Chapter 20


Our conservative locking in _db_dodelete is to avoid race conditions with db_nextrec. If the call to _db_writedat were not protected with a write lock, it would be possible to erase the data record while db_nextrec was reading that data record: db_nextrec would read an index record, determine that it was not blank, and then read the data record, which could be erased by _db_dodelete between the calls to _db_readidx and _db_readdat in db_nextrec.


Assume that db_nextrec calls _db_readidx, which reads the key into the index buffer for the process. This process is then stopped by the kernel, and another process runs. This other process calls db_delete, and the record being read by the other process is deleted. Both its key and its data are rewritten in the two files as all blanks. The first process resumes and calls _db_readdat (from db_nextrec) and reads the all-blank data record. The read lock by db_nextrec allows it to do the read of the index record, followed by the read of the data record, as an atomic operation (with regard to other cooperating processes using the same database).
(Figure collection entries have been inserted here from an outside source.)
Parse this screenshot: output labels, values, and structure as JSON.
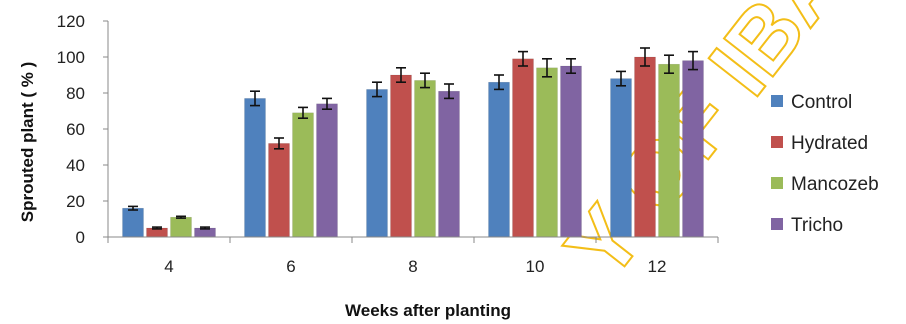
{
  "chart_data": {
    "type": "bar",
    "title": "",
    "xlabel": "Weeks after planting",
    "ylabel": "Sprouted plant ( % )",
    "ylim": [
      0,
      120
    ],
    "yticks": [
      "0",
      "20",
      "40",
      "60",
      "80",
      "100",
      "120"
    ],
    "grid": false,
    "legend_position": "right",
    "error_bars": true,
    "categories": [
      "4",
      "6",
      "8",
      "10",
      "12"
    ],
    "series": [
      {
        "name": "Control",
        "color": "#4f81bd",
        "values": [
          16,
          77,
          82,
          86,
          88
        ],
        "errors": [
          1,
          4,
          4,
          4,
          4
        ]
      },
      {
        "name": "Hydrated",
        "color": "#c0504d",
        "values": [
          5,
          52,
          90,
          99,
          100
        ],
        "errors": [
          0.5,
          3,
          4,
          4,
          5
        ]
      },
      {
        "name": "Mancozeb",
        "color": "#9bbb59",
        "values": [
          11,
          69,
          87,
          94,
          96
        ],
        "errors": [
          0.5,
          3,
          4,
          5,
          5
        ]
      },
      {
        "name": "Tricho",
        "color": "#8064a2",
        "values": [
          5,
          74,
          81,
          95,
          98
        ],
        "errors": [
          0.5,
          3,
          4,
          4,
          5
        ]
      }
    ]
  }
}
With mandatory locking, other readers and writers are affected. Other reads and writes are blocked by the kernel until the locks placed by _db_writeidx and _db_writedat are removed.


By writing the data record before the index record, we protect ourselves from generating a corrupt record if the process should be killed in between the two writes. If the process were to write the index record first, but be killed before writing the data record, then we'd have a valid index record that pointed to invalid data.